A exposição de grafite na Casa das Rosas, em São Paulo, apresenta suas modalidades tanto no desenho, quanto na escrita. No desenho, o grafite 3D, por exemplo, é constituído por idéias visuais de profundidade, sem a utilização de contornos, o que exige domínio técnico na combinação de cores e formas. O grafite artístico ou livre figuração está baseado na utilização do traço a mão livre e refere-se a caricaturas, personagens de história em quadrinhos, figurações realistas e também elementos abstratos. Há ainda o grafite em que são utilizados modelos de papelão ou película de radiografia para facilitar a execução e disseminação de uma marca individual ou de grupo. Quanto à escrita, segundo a agência Educabrasil2, o wild style tem como característica a distorção nas letras ou ainda o formato em zig-zag, ficando complic)adas de se entender, sendo decifradas apenas por aqueles que estão mergulhados no mundo do grafite e em seus códigos. Já as letras gordas, que parecem vivas, geralmente feitas com duas ou três cores, são denominadas bomber e nelas o uso de tinta látex e de rolinhos pode ou não ser combinado com outros materiais como o spray ou o pincel atômico. Há ainda a letra grafitada, geralmente mais sofisticadas que o bomber e configurada como uma assinatura de grupo.

Desde o início do grafite, os grafiteiros americanos se intitularam "writers" (escritores, em português) porque sua arte começou assim - escrevendo. Eles simplesmente escreviam seus nomes onde quer que pudessem e a partir daí começaram a desenvolver cada vez mais letras, os contornos, os desenhos, decorando com efeitos de luz e sombra. Quanto mais criativas eram suas "obras" maior era o reconhecimento perante os outros grafiteiros. O grafite se desenvolveu tanto que, hoje, são usadas iconografias de desenhos animados, figuras famosas da cultura e da pintura e personagens em quadrinhos, inseridos em suas assinaturas e nomes. Muitos até criam seus próprios personagens, os chamados "bonecos", que ajudam a caracterizar o trabalho de cada um, virando uma marca registrada do grafiteiro, como consta no projeto Periferiattiva3.

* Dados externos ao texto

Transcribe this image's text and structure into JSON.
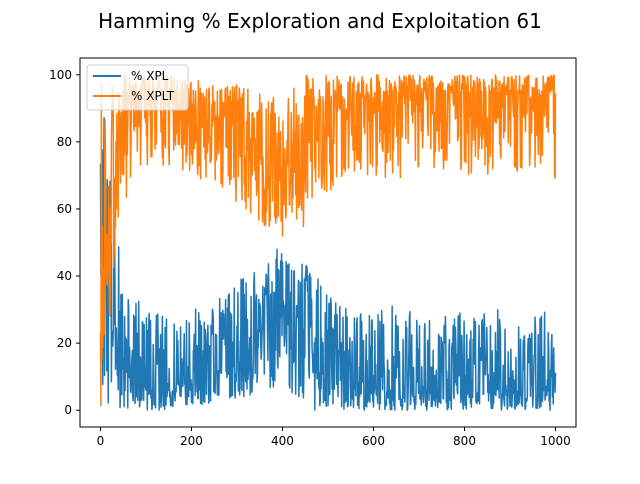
{
  "chart_data": {
    "type": "line",
    "title": "Hamming % Exploration and Exploitation 61",
    "xlabel": "",
    "ylabel": "",
    "xlim": [
      -45,
      1045
    ],
    "ylim": [
      -5,
      105
    ],
    "xticks": [
      0,
      200,
      400,
      600,
      800,
      1000
    ],
    "yticks": [
      0,
      20,
      40,
      60,
      80,
      100
    ],
    "grid": false,
    "legend": {
      "position": "upper-left"
    },
    "colors": {
      "xpl": "#1f77b4",
      "xplt": "#ff7f0e"
    },
    "series": [
      {
        "name": "% XPL",
        "x": [
          0,
          50,
          100,
          150,
          200,
          250,
          300,
          350,
          400,
          450,
          500,
          550,
          600,
          650,
          700,
          750,
          800,
          850,
          900,
          950,
          1000
        ],
        "y": [
          55,
          8,
          7,
          8,
          10,
          12,
          15,
          22,
          30,
          20,
          10,
          8,
          7,
          7,
          6,
          6,
          6,
          6,
          6,
          6,
          6
        ],
        "y_upper": [
          100,
          38,
          30,
          28,
          30,
          33,
          38,
          45,
          49,
          45,
          35,
          30,
          30,
          32,
          28,
          28,
          30,
          30,
          30,
          28,
          32
        ],
        "y_lower": [
          0,
          0,
          0,
          0,
          1,
          2,
          3,
          5,
          8,
          0,
          0,
          0,
          0,
          0,
          0,
          0,
          0,
          0,
          0,
          0,
          0
        ]
      },
      {
        "name": "% XPLT",
        "x": [
          0,
          50,
          100,
          150,
          200,
          250,
          300,
          350,
          400,
          450,
          500,
          550,
          600,
          650,
          700,
          750,
          800,
          850,
          900,
          950,
          1000
        ],
        "y": [
          45,
          92,
          93,
          92,
          90,
          88,
          85,
          78,
          70,
          80,
          90,
          92,
          93,
          93,
          94,
          94,
          94,
          94,
          94,
          94,
          94
        ],
        "y_upper": [
          100,
          100,
          100,
          100,
          99,
          98,
          97,
          95,
          92,
          100,
          100,
          100,
          100,
          100,
          100,
          100,
          100,
          100,
          100,
          100,
          100
        ],
        "y_lower": [
          0,
          62,
          70,
          72,
          70,
          67,
          62,
          55,
          51,
          55,
          65,
          70,
          70,
          68,
          72,
          72,
          70,
          70,
          70,
          72,
          68
        ]
      }
    ]
  }
}
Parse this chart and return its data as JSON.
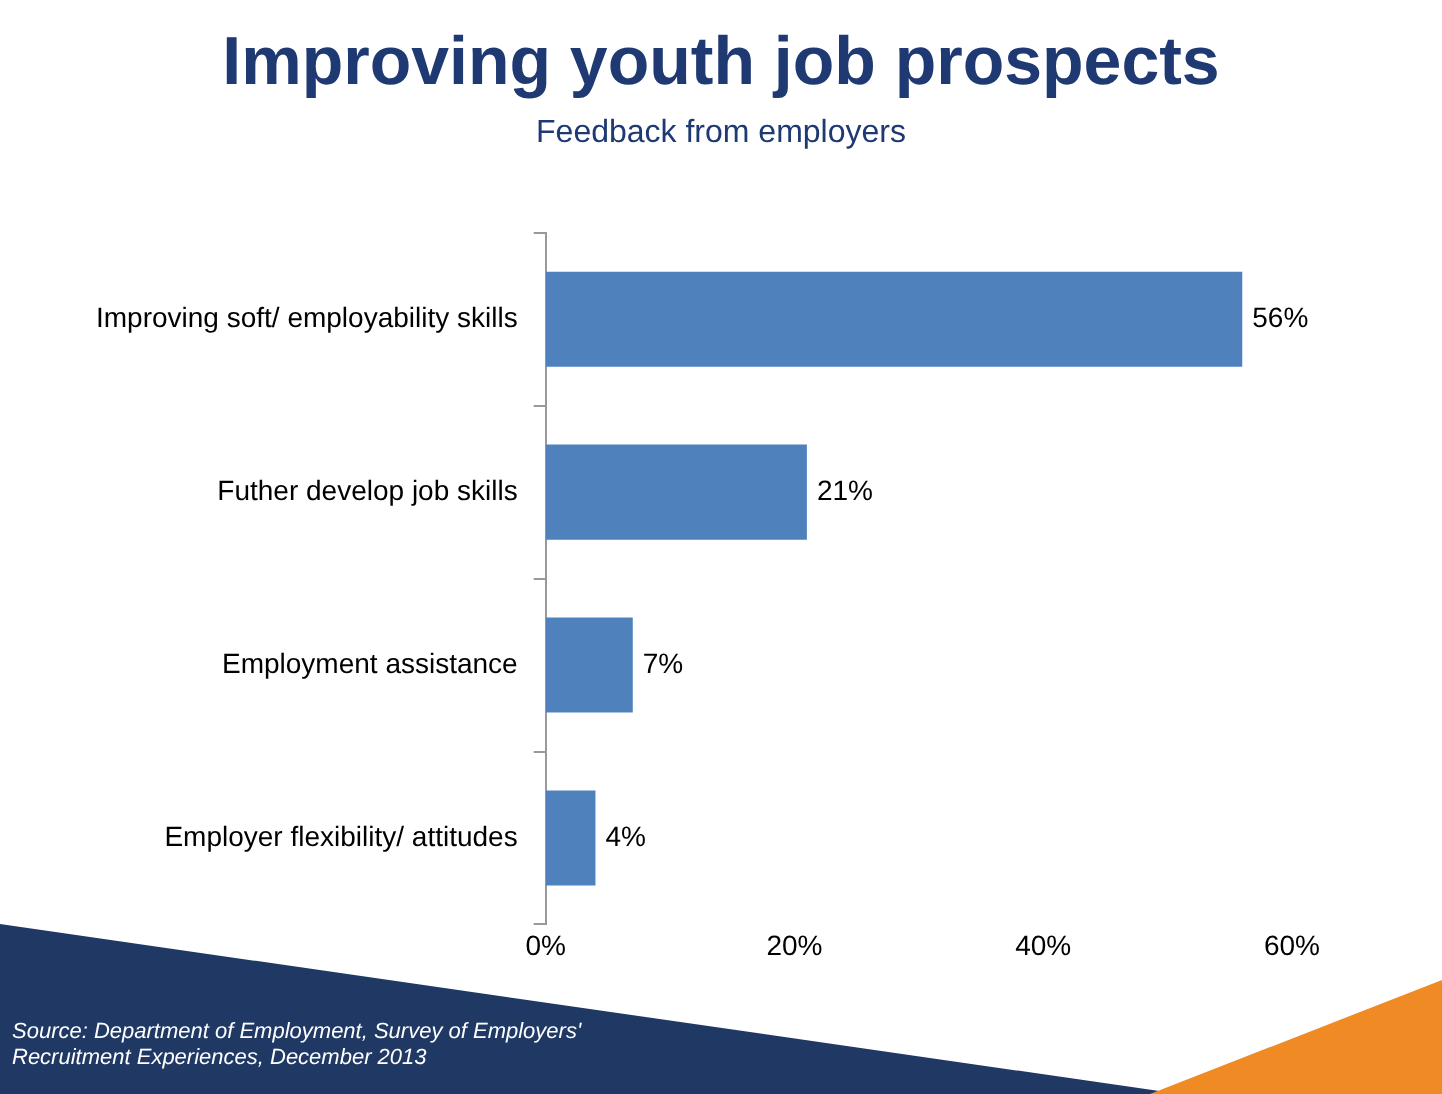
{
  "chart_data": {
    "type": "bar",
    "orientation": "horizontal",
    "title": "Improving youth job prospects",
    "subtitle": "Feedback from employers",
    "categories": [
      "Improving soft/ employability skills",
      "Futher develop job skills",
      "Employment assistance",
      "Employer flexibility/ attitudes"
    ],
    "values": [
      56,
      21,
      7,
      4
    ],
    "value_labels": [
      "56%",
      "21%",
      "7%",
      "4%"
    ],
    "color": "#4f81bd",
    "xlim": [
      0,
      60
    ],
    "xticks": [
      {
        "value": 0,
        "label": "0%"
      },
      {
        "value": 20,
        "label": "20%"
      },
      {
        "value": 40,
        "label": "40%"
      },
      {
        "value": 60,
        "label": "60%"
      }
    ],
    "grid": false,
    "legend": false,
    "annotations": [
      "Source: Department of Employment, Survey of Employers' Recruitment Experiences, December 2013"
    ]
  }
}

É importante ressaltar que a grafitagem possui técnica e planejamento, com vistas ao aprimoramento da qualidade do trabalho e o alcance do objetivo almejado. Assim, ocorre um estudo prévio sobre as condições locais, o tempo necessário para a execução do trabalho, o material que será preciso, além de serem considerados outros constituintes circunstanciais os quais participam da ação que faz desta arte de rua um instrumento de comunicação social.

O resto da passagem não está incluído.